2016-07-04 Richard Biener <rguenther@suse.de>
PR rtl-optimization/68961
* fwprop.c (propagate_rtx): Allow SUBREGs of VEC_CONCAT and CONCAT
to simplify to a non-constant.
* gcc.target/i386/pr68961.c: New testcase.
Index: gcc/testsuite/gcc.target/i386/pr68961.c
===================================================================
*** gcc/testsuite/gcc.target/i386/pr68961.c (revision 0)

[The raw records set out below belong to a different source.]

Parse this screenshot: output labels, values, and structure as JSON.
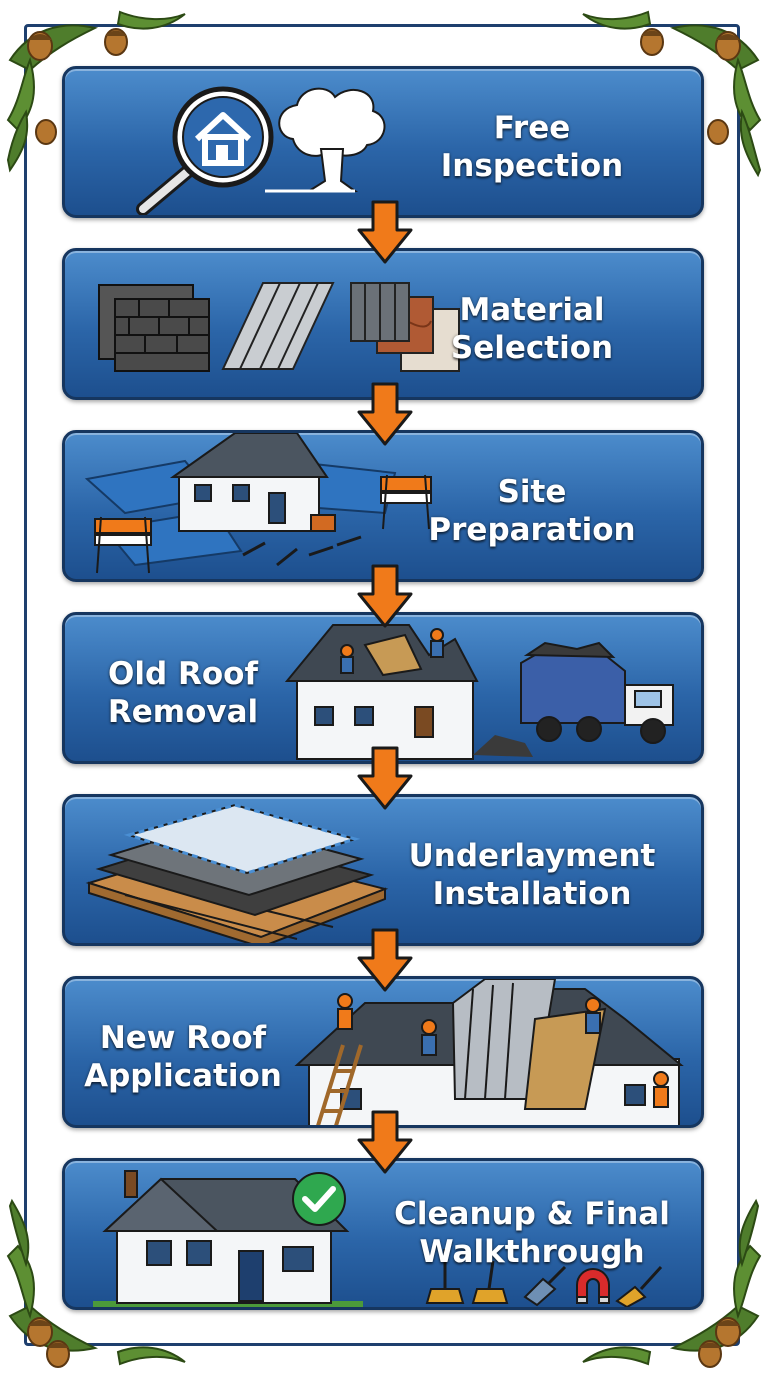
{
  "steps": [
    {
      "label_line1": "Free",
      "label_line2": "Inspection"
    },
    {
      "label_line1": "Material",
      "label_line2": "Selection"
    },
    {
      "label_line1": "Site",
      "label_line2": "Preparation"
    },
    {
      "label_line1": "Old Roof",
      "label_line2": "Removal"
    },
    {
      "label_line1": "Underlayment",
      "label_line2": "Installation"
    },
    {
      "label_line1": "New Roof",
      "label_line2": "Application"
    },
    {
      "label_line1": "Cleanup & Final",
      "label_line2": "Walkthrough"
    }
  ],
  "icons": {
    "inspection": [
      "magnifier-house-icon",
      "oak-tree-icon"
    ],
    "materials": [
      "asphalt-shingles-icon",
      "metal-panel-icon",
      "tile-samples-icon"
    ],
    "preparation": [
      "house-icon",
      "tarp-icon",
      "barricade-icon",
      "tools-icon"
    ],
    "removal": [
      "house-icon",
      "worker-icon",
      "dump-truck-icon"
    ],
    "underlayment": [
      "layered-underlayment-icon"
    ],
    "application": [
      "house-icon",
      "worker-icon",
      "ladder-icon"
    ],
    "cleanup": [
      "house-icon",
      "checkmark-icon",
      "broom-icon",
      "magnet-icon"
    ]
  },
  "colors": {
    "card_blue": "#2b65a8",
    "frame_navy": "#1e3f6e",
    "arrow_orange": "#f07a1a",
    "check_green": "#2fa84f"
  }
}
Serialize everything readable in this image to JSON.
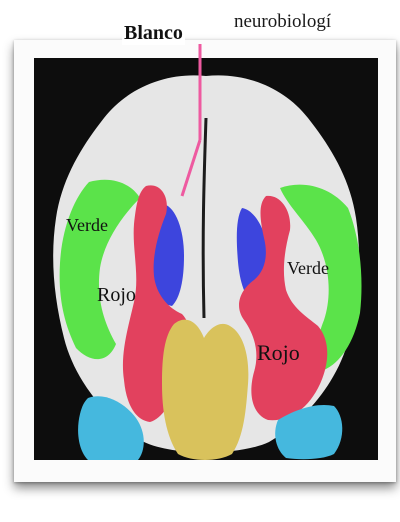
{
  "header_text": "neurobiologí",
  "labels": {
    "blanco": "Blanco",
    "verde_left": "Verde",
    "verde_right": "Verde",
    "rojo_left": "Rojo",
    "rojo_right": "Rojo"
  },
  "colors": {
    "white_matter": "#e6e6e6",
    "green": "#5be34a",
    "red": "#e2415e",
    "blue": "#3d45dd",
    "yellow": "#d9c25c",
    "cyan": "#45b8de",
    "pointer": "#ee5aa0"
  }
}
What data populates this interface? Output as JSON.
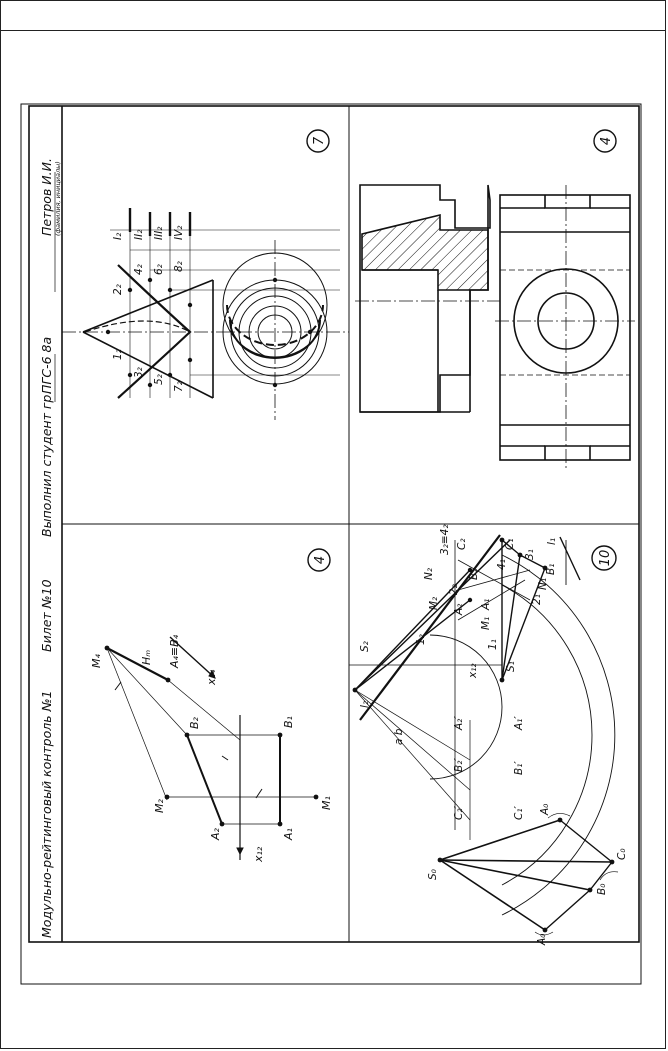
{
  "title_block": {
    "control_title": "Модульно-рейтинговый контроль №1",
    "ticket": "Билет №10",
    "done_by": "Выполнил студент гр.",
    "group": "ПГС-6 8а",
    "student": "Петров И.И.",
    "student_caption": "(фамилия, инициалы)"
  },
  "task_numbers": {
    "top_left": "4",
    "top_right": "10",
    "bottom_left": "7",
    "bottom_right": "4"
  },
  "task4_labels": {
    "M4": "M₄",
    "A4B4": "A₄≡B₄",
    "x24": "x₂₄",
    "Hm": "Hₘ",
    "M2": "M₂",
    "B2": "B₂",
    "B1": "B₁",
    "A2": "A₂",
    "A1": "A₁",
    "M1": "M₁",
    "x12": "x₁₂"
  },
  "task10_labels": {
    "S2": "S₂",
    "l2": "l₂",
    "N2": "N₂",
    "C2": "C₂",
    "C1": "C₁",
    "l1": "l₁",
    "B2": "B₂",
    "B1": "B₁",
    "A2": "A₂",
    "A1": "A₁",
    "M2": "M₂",
    "M1": "M₁",
    "N1": "N₁",
    "S1": "S₁",
    "x12": "x₁₂",
    "D2": "2₂",
    "D1": "2₁",
    "E2": "1₂",
    "E1": "1₁",
    "F": "3₂≡4₂",
    "G1": "4₁",
    "H1": "3₁",
    "A2p": "A₂′",
    "B2p": "B₂′",
    "C2p": "C₂′",
    "A1p": "A₁′",
    "B1p": "B₁′",
    "C1p": "C₁′",
    "S0": "S₀",
    "A0": "A₀",
    "B0": "B₀",
    "C0": "C₀",
    "ab": "a b"
  },
  "task7_labels": {
    "r1": "I₂",
    "r2": "II₂",
    "r3": "III₂",
    "r4": "IV₂",
    "p12": "1₂",
    "p22": "2₂",
    "p32": "3₂",
    "p42": "4₂",
    "p52": "5₂",
    "p62": "6₂",
    "p72": "7₂",
    "p82": "8₂"
  }
}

--- gcc/testsuite/gcc.target/i386/pr68961.c (working copy)
***************
*** 0 ****
--- 1,19 ----
+ /* { dg-do compile { target lp64 } } */
+ /* { dg-options "-O3 -fno-vect-cost-model -fdump-tree-slp2-details" } */
+
+ struct x { double d[2]; };
+
+ struct x
+ pack (double a, double aa)
+ {
+ struct x u;
+ u.d[0] = a;
+ u.d[1] = aa;
+ return u;
+ }
+
+ /* The function should be optimized to just return as arguments and
+ result exactly overlap even when previously vectorized. */
+
+ /* { dg-final { scan-tree-dump "basic block vectorized" "slp2" } } */
+ /* { dg-final { scan-assembler-not "mov" } } */
Index: gcc/fwprop.c
===================================================================
*** gcc/fwprop.c (revision 237955)
--- gcc/fwprop.c (working copy)
*************** propagate_rtx_1 (rtx *px, rtx old_rtx, r
*** 619,624 ****
--- 619,633 ----
*px = tem;
+ /* Allow replacements that simplify operations on a vector or complex
+ value to a component. The most prominent case is
+ (subreg ([vec_]concat ...)). */
+ if (REG_P (tem) && !HARD_REGISTER_P (tem)
+ && GET_MODE (tem) == GET_MODE_INNER (GET_MODE (new_rtx))
+ && (VECTOR_MODE_P (GET_MODE (new_rtx))
+ || COMPLEX_MODE_P (GET_MODE (new_rtx))))
+ return true;
+
/* The replacement we made so far is valid, if all of the recursive
replacements were valid, or we could simplify everything to
a constant. */